The team of paleontologists from theTeruel-Dinópolis Paleontological Complex Foundation It has now re-excavated at the site called RD-58, discovered seven years ago. The excavations of the past months of November and December have allowed the discovery of new fossils, as announced this week.
Despite the complexity of the excavation, due to the great hardness of the sandstone layer that contained the fossils, paleontologists have recoveredtwo teeth, vertebrae neck, back andtail, and bones of theextremities, which during the first months of 2020 they have begun to analyze in the Foundation's laboratory.
According to experts, the fossils were quite fragmented because some bones of the dinosaur were already broken before they werefossilization and, also, because certain geological faults affected some bones and interrupted the continuity of the deposit.
The recent analysis ofbones already prepared allows proposing that they all belong to the same individual.

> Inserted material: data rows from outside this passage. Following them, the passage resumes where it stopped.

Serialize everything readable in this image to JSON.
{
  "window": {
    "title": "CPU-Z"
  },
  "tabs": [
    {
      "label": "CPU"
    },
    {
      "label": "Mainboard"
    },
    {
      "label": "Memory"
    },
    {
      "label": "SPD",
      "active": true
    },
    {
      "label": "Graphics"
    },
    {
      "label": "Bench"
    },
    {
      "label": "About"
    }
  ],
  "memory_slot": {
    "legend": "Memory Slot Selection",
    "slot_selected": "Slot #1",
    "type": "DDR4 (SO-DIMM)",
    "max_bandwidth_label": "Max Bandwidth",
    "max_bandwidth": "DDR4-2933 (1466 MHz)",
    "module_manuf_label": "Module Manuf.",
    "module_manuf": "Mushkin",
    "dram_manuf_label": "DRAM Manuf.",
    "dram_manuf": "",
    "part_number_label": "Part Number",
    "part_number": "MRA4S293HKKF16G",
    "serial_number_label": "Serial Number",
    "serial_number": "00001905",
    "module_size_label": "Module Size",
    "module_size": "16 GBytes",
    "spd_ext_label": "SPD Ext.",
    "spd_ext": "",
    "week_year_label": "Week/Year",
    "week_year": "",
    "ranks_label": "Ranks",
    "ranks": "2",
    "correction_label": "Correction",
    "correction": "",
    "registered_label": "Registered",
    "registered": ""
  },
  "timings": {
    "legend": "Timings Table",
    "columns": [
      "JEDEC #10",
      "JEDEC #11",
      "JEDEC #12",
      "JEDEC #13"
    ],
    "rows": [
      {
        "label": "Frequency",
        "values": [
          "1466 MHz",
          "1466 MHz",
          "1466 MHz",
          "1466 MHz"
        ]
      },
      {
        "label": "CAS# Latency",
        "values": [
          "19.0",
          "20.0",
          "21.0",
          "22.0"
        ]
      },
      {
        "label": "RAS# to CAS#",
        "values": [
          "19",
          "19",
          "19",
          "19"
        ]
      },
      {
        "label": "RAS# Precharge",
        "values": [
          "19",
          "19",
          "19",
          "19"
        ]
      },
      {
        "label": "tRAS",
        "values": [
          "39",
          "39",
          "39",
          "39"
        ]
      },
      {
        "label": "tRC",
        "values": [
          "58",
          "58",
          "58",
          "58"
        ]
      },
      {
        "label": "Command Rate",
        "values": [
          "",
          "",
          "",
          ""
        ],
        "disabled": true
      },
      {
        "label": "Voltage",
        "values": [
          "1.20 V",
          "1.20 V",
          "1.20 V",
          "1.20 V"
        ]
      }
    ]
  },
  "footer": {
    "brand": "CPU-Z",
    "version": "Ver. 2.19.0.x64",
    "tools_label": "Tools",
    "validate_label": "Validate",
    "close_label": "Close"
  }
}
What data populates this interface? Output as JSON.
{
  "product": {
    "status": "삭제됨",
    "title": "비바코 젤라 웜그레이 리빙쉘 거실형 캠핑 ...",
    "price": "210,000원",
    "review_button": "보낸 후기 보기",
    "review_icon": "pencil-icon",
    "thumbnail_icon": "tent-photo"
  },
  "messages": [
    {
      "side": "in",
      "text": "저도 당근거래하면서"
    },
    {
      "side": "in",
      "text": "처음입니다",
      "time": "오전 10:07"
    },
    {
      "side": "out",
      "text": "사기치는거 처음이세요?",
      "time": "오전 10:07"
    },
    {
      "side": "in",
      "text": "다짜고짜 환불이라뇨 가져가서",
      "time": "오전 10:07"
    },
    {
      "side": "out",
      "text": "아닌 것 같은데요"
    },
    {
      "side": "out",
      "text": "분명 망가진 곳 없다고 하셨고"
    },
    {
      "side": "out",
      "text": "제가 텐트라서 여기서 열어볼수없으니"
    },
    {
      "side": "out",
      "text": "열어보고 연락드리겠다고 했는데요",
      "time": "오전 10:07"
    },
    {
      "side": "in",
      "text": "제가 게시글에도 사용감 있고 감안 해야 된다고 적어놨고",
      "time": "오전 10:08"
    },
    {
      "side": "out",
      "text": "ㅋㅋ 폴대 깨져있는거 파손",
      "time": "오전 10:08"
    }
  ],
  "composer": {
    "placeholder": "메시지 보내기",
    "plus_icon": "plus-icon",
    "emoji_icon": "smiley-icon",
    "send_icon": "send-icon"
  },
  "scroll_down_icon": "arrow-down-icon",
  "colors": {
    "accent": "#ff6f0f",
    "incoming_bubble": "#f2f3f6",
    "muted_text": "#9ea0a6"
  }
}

These fossils will allow us to know new characteristics of dinosaurssauropods of the groupTuriasauria to which they belong, identification made after a preliminary study of the teeth (which have the typical heart shape that characterizes this group of dinosaurs).
Furthermore, among the recovered remains «we highlight a very complete dorsal vertebra that demonstrates the complexity of these dinosaurs of dimensions that exceeded 20 meters in length”, Points out Alberto Cobos, paleontologist of the Foundation.

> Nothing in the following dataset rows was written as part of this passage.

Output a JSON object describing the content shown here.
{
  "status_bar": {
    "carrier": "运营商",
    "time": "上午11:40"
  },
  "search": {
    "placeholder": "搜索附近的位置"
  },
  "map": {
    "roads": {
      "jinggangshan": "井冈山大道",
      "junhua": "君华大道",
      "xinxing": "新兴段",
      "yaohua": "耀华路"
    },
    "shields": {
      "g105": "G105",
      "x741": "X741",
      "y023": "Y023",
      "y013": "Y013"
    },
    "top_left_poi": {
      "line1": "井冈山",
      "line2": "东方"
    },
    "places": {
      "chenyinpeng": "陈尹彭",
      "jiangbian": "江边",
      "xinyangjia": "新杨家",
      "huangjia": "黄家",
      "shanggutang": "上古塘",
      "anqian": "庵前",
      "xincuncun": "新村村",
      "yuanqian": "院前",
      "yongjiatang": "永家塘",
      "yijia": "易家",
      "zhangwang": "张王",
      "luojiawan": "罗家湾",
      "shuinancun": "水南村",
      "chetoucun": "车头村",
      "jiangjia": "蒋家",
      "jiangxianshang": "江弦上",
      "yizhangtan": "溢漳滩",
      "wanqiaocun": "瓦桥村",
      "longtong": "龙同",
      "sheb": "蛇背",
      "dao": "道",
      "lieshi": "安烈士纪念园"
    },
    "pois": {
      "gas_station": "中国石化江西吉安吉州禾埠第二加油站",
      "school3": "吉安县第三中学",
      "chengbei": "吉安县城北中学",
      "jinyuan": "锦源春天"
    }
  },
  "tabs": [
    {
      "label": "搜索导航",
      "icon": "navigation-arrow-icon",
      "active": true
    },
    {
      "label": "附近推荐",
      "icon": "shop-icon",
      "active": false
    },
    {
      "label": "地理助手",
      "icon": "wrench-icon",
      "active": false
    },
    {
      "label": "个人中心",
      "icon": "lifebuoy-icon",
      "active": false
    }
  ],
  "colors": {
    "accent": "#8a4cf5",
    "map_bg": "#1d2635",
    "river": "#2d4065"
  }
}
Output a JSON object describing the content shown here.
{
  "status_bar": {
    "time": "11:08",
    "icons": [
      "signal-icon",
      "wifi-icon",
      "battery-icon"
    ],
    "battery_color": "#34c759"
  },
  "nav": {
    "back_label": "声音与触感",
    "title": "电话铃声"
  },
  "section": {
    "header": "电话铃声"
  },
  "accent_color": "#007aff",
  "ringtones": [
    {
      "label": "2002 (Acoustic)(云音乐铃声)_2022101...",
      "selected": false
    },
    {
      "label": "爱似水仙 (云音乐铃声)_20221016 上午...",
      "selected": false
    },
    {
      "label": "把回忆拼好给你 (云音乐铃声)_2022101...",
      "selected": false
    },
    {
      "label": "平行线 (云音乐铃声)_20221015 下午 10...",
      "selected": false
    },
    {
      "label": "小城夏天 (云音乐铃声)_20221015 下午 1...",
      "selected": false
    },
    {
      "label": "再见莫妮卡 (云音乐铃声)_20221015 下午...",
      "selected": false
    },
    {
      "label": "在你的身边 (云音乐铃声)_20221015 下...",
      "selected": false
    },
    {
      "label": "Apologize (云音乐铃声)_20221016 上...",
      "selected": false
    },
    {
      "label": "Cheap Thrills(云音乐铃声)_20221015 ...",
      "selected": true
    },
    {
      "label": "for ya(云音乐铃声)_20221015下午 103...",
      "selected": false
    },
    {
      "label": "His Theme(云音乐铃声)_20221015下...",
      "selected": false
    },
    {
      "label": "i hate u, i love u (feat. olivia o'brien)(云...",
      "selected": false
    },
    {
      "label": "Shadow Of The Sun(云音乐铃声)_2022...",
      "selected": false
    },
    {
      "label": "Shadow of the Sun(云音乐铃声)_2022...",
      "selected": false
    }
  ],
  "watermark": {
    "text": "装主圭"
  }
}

Multiple species candidates
A thorough scientific study will determine thespecies of turiasaurus to which these new fossils belong. Three candidate species are known for the classification of the RD-58 specimen:Turiasaurus riodevensis, Losillasaurus giganteus YZby atlanticus.
The Foundation's specialists are studying the evolution of all the representatives attributed to the group and are trying to determine where it originated, as well as its subsequent geographical dispersion. To do this, they collaborate with researchers from other countries, such as Portugal, France, the United Kingdom and the United States.
Following the definition ofTuriasauria in 2006, dinosaurs from Europe, Africa and North America, both the Jurassic and Cretaceous, were included in the group.